Key Laboratory of Evidence Science (China University of Political Science and Law), Ministry of Education, No. 25 Xitucheng Road, Haidian District, Beijing, 100088, China.
Forensic Science Center of Beijing Huatong Junjian Science and Technology Company Limited, Beijing, 100016, China.
Int J Legal Med. 2024 May;138(3):1093-1107. doi: 10.1007/s00414-023-03127-6. Epub 2023 Nov 24.
The estimation of postmortem interval (PMI) is a complex and challenging problem in forensic medicine. In recent years, many studies have begun to use machine learning methods to estimate PMI. However, research combining postmortem computed tomography (PMCT) with machine learning models for PMI estimation is still in early stages. This study aims to establish a multi-tissue machine learning model for PMI estimation using PMCT data from various tissues. We collected PMCT data of seven tissues, including brain, eyeballs, myocardium, liver, kidneys, erector spinae, and quadriceps femoris from 10 rabbits after death. CT images were taken every 12 h until 192 h after death, and HU values were extracted from the CT images of each tissue as a dataset.

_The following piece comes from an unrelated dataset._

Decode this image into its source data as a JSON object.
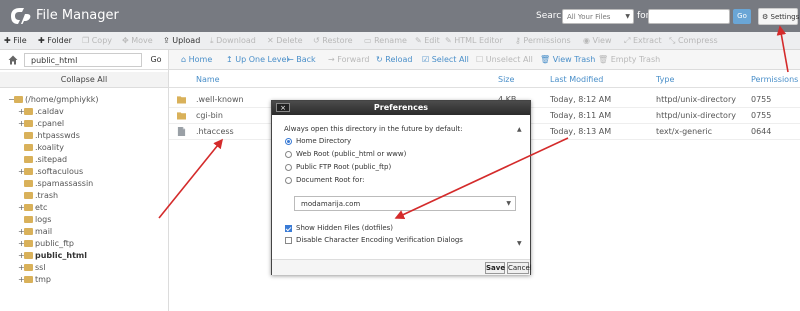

Support vector machine, random forest, and K-nearest neighbors were performed to establish PMI estimation models, and after adjusting the parameters of each model, they were used as first-level classification to build a stacking model to further improve the PMI estimation accuracy. The accuracy and generalized area under the receiver operating characteristic curve of the multi-tissue stacking model were able to reach 93% and 0.96, respectively. Results indicated that PMCT detection could be used to obtain postmortem change of different tissue densities, and the stacking model demonstrated strong predictive and generalization abilities. This approach provides new research methods and ideas for the study of PMI estimation.

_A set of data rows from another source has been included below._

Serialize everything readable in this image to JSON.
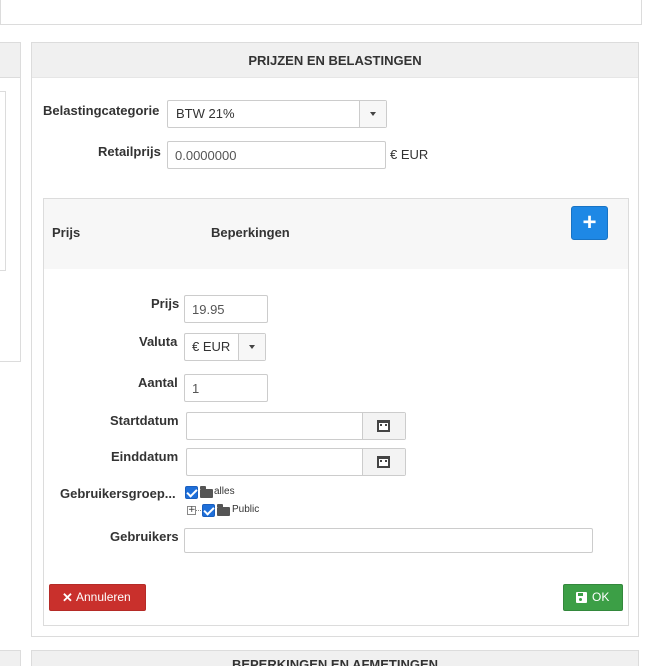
{
  "panel": {
    "title": "PRIJZEN EN BELASTINGEN",
    "tax_label": "Belastingcategorie",
    "tax_value": "BTW 21%",
    "retail_label": "Retailprijs",
    "retail_value": "0.0000000",
    "retail_currency": "€ EUR"
  },
  "price_table": {
    "col_price": "Prijs",
    "col_restrictions": "Beperkingen",
    "add_label": "+"
  },
  "form": {
    "price_label": "Prijs",
    "price_value": "19.95",
    "currency_label": "Valuta",
    "currency_value": "€ EUR",
    "quantity_label": "Aantal",
    "quantity_value": "1",
    "start_label": "Startdatum",
    "start_value": "",
    "end_label": "Einddatum",
    "end_value": "",
    "groups_label": "Gebruikersgroep...",
    "groups": [
      {
        "label": "alles",
        "checked": true
      },
      {
        "label": "Public",
        "checked": true
      }
    ],
    "users_label": "Gebruikers",
    "users_value": ""
  },
  "actions": {
    "cancel_label": "Annuleren",
    "ok_label": "OK"
  },
  "next_panel": {
    "title": "BEPERKINGEN EN AFMETINGEN"
  },
  "colors": {
    "primary": "#1e88e5",
    "danger": "#c9302c",
    "success": "#3c9f46"
  }
}
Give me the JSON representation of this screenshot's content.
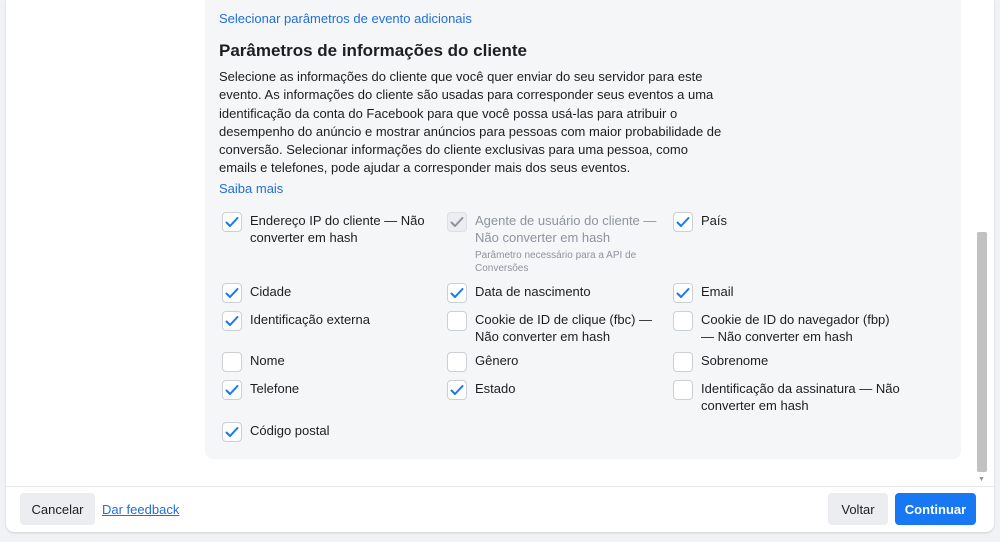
{
  "panel": {
    "top_link": "Selecionar parâmetros de evento adicionais",
    "title": "Parâmetros de informações do cliente",
    "description": "Selecione as informações do cliente que você quer enviar do seu servidor para este evento. As informações do cliente são usadas para corresponder seus eventos a uma identificação da conta do Facebook para que você possa usá-las para atribuir o desempenho do anúncio e mostrar anúncios para pessoas com maior probabilidade de conversão. Selecionar informações do cliente exclusivas para uma pessoa, como emails e telefones, pode ajudar a corresponder mais dos seus eventos.",
    "learn_more": "Saiba mais"
  },
  "options": [
    {
      "label": "Endereço IP do cliente — Não converter em hash",
      "checked": true,
      "disabled": false
    },
    {
      "label": "Agente de usuário do cliente — Não converter em hash",
      "checked": true,
      "disabled": true,
      "note": "Parâmetro necessário para a API de Conversões"
    },
    {
      "label": "País",
      "checked": true,
      "disabled": false
    },
    {
      "label": "Cidade",
      "checked": true,
      "disabled": false
    },
    {
      "label": "Data de nascimento",
      "checked": true,
      "disabled": false
    },
    {
      "label": "Email",
      "checked": true,
      "disabled": false
    },
    {
      "label": "Identificação externa",
      "checked": true,
      "disabled": false
    },
    {
      "label": "Cookie de ID de clique (fbc) — Não converter em hash",
      "checked": false,
      "disabled": false
    },
    {
      "label": "Cookie de ID do navegador (fbp) — Não converter em hash",
      "checked": false,
      "disabled": false
    },
    {
      "label": "Nome",
      "checked": false,
      "disabled": false
    },
    {
      "label": "Gênero",
      "checked": false,
      "disabled": false
    },
    {
      "label": "Sobrenome",
      "checked": false,
      "disabled": false
    },
    {
      "label": "Telefone",
      "checked": true,
      "disabled": false
    },
    {
      "label": "Estado",
      "checked": true,
      "disabled": false
    },
    {
      "label": "Identificação da assinatura — Não converter em hash",
      "checked": false,
      "disabled": false
    },
    {
      "label": "Código postal",
      "checked": true,
      "disabled": false
    }
  ],
  "footer": {
    "cancel": "Cancelar",
    "feedback": "Dar feedback",
    "back": "Voltar",
    "continue": "Continuar"
  },
  "colors": {
    "accent": "#1877f2",
    "link": "#216fdb",
    "check": "#1877f2",
    "check_disabled": "#8d949e"
  }
}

死后时间间隔(PMI)的估计是法医学中的一个复杂而具有挑战性的问题。近年来,许多研究开始使用机器学习方法来估计 PMI。然而,将死后计算机断层扫描(PMCT)与机器学习模型相结合来估计 PMI 的研究仍处于早期阶段。本研究旨在使用来自不同组织的 PMCT 数据建立用于 PMI 估计的多组织机器学习模型。我们收集了 10 只兔子死后的 7 种组织(脑、眼球、心肌、肝、肾、竖脊肌和股四头肌)的 PMCT 数据。在死后 192 小时内,每隔 12 小时进行一次 CT 扫描,并从每个组织的 CT 图像中提取 HU 值作为数据集。使用支持向量机、随机森林和 K-最近邻来建立 PMI 估计模型,在调整每个模型的参数后,将其作为一级分类构建堆叠模型,以进一步提高 PMI 估计的准确性。多组织堆叠模型的准确性和广义接收器操作特征曲线下的面积分别达到 93%和 0.96。结果表明,PMCT 检测可用于获得不同组织密度的死后变化,并且堆叠模型具有很强的预测和泛化能力。这种方法为 PMI 估计的研究提供了新的研究方法和思路。